3. Hardware Software Tradeoff
Whenever we start designing a system first we identify which part to be implemented by HW and which one by SW, then we do system integration. Some functionality can be either realized by HW or SW or by a combination of both. Example – ADC, encryption-decryption, compression-decompression etc.
HW based approach – faster, costlier, consumes more power
SW based approach – slower, cheaper, consumes less power
4. Multiple Vdd design
As mentioned earlier the power dissipation has a strong dependency on the supply voltage. Thus lower supply voltage implies less power consumption. But delay is inversely proportional to Vdd, thus we have to take that into consideration while scaling the voltage.
4.1. Static Voltage Scaling
In a design, different blocks can work on different voltages, and the lower the voltage of a block, the less power it is likely to consume; therefore, it is imperative to create multiple voltage domains. To support this, typically voltage regulators are used to create different supplies from one source supply. IPs operating on one particular voltage will be put in the respective voltage island.
4.2. Dynamic Voltage and Frequency Scaling (DVFS)

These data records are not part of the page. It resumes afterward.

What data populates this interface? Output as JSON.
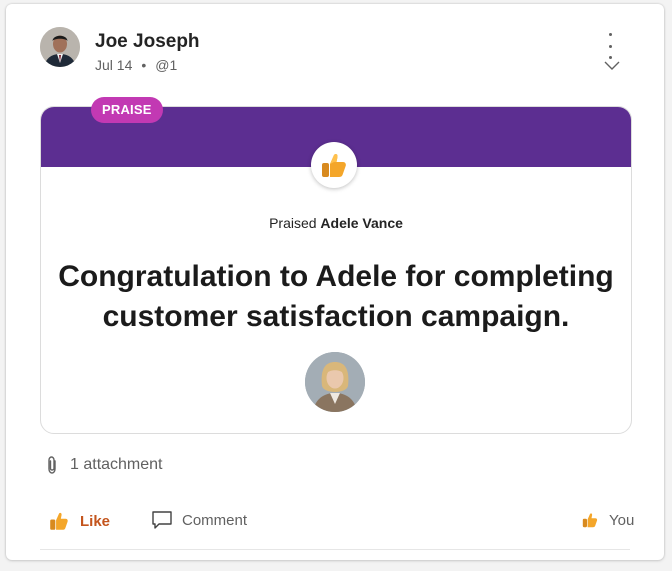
{
  "post": {
    "author_name": "Joe Joseph",
    "date": "Jul 14",
    "separator": "•",
    "mention": "@1",
    "more_icon": "more-vertical-icon",
    "expand_icon": "chevron-down-icon"
  },
  "praise": {
    "badge": "PRAISE",
    "icon": "thumbs-up-icon",
    "praised_prefix": "Praised",
    "recipient": "Adele Vance",
    "message_line1": "Congratulation to Adele for completing",
    "message_line2": "customer satisfaction campaign.",
    "banner_color": "#5c2e91",
    "badge_color": "#c239b3"
  },
  "attachments": {
    "icon": "paperclip-icon",
    "label": "1 attachment"
  },
  "actions": {
    "like_label": "Like",
    "comment_label": "Comment",
    "reaction_by": "You",
    "like_color": "#c4551d"
  }
}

DVFS is a technique used to optimize power consumption in differing workload scenarios. Consider an example of a CPU, whose work load is a time varying function which heavily depends on the application you are running. Although work load is varying, we are maintaining a fixed voltage and frequency to it, thus a fixed power dissipation takes place all the time. DVFS basically adjusts the voltage and frequency depending upon the work load.

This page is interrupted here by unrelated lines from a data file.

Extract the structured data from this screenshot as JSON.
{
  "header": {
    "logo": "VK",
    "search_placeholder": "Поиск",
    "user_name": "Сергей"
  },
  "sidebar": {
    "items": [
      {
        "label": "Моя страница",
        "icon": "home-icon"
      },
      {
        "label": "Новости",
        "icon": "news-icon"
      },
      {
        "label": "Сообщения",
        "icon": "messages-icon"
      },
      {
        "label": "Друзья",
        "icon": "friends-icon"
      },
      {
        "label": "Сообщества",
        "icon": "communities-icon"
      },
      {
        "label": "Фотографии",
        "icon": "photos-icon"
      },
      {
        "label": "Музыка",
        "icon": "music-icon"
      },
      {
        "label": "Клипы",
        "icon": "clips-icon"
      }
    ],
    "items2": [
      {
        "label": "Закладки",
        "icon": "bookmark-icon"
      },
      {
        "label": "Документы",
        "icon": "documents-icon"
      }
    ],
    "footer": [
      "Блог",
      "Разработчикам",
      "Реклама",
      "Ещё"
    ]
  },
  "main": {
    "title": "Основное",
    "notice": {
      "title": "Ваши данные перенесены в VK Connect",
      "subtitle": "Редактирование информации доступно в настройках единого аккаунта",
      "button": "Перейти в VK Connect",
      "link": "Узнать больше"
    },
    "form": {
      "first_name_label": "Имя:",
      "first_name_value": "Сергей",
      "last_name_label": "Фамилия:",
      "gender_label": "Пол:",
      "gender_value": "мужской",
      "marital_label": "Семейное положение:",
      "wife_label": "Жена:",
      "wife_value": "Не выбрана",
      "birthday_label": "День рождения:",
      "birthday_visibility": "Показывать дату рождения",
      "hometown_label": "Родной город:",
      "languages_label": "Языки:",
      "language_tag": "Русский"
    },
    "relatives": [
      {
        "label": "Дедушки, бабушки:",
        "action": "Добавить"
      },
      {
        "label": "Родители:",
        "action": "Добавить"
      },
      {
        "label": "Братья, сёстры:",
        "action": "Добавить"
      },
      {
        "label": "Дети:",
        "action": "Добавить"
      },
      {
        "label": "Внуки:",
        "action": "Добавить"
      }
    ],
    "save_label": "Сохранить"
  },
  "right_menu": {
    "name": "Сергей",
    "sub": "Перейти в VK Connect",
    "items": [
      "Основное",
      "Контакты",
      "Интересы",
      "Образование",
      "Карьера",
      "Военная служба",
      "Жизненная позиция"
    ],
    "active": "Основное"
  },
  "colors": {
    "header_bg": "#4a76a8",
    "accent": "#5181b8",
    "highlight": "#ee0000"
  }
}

In other words, the IP is designed in such a way that it does not consume fixed power all the time; instead, the power consumption depends on the performance level the IP is operating on. To implement this, in the IP design various performance modes are created. Each of the performance modes has an associated operating frequency and each of the operating frequencies has an associated voltage requirement; therefore, depending on the workload (and thereby the performance requirement), the system software can choose the operating mode.
5. Clock Gating
Consider a simple example, let’s say a flop is not switching states for considerable period of time. Since the clock to it is switching continuously, the clock tree buffers are switching states and hence consuming power. Also the flops are made up of latches, thus even though the input and output of the flop is not switching, some part of latch is switching and consuming power. In such scenarios, power is dissipated unnecessarily.

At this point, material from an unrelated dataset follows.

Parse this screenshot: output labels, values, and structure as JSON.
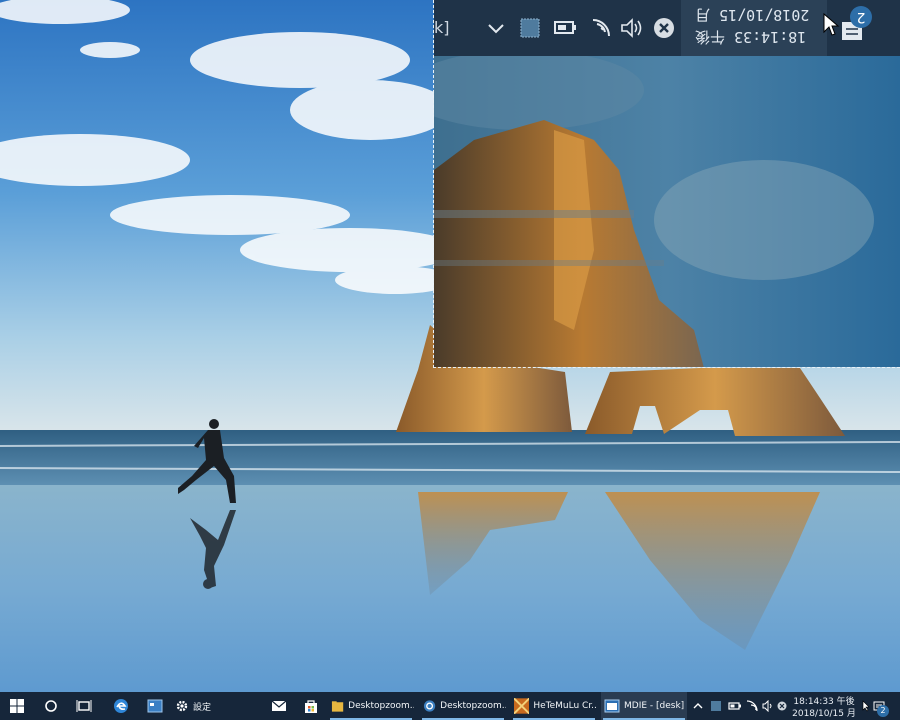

It has been found that approximately 50% of the dynamic power dissipation is due to clock related circuit. One of the most commonly used low power technique is clock gating (CG). Fundamentally clock gating means stopping the clock to a logic block when the operations of that block are not needed (or the inputs to the block are not changing). Thus only leakage power dissipation takes place when a circuit/block is clock gated.
6. Power Gating
A logical extension to clock gating is power gating, in which the power or supply voltage to circuit blocks not in use are temporarily turned off. Typically the supply voltage is cut off by logic equivalent to switch, controlled by the Power Management Unit. Power gating is possible by realizing multiple power domains in the design as discussed here. Power gating saves the leakage power in addition to dynamic power.
Now you must be wondering why we need clock gating, as power gating is a better option. The answer to it is, the time it takes to bring up the logical block from power off to power on is significant and noticeable thus it introduces much more latency in the operation compared to clock gating.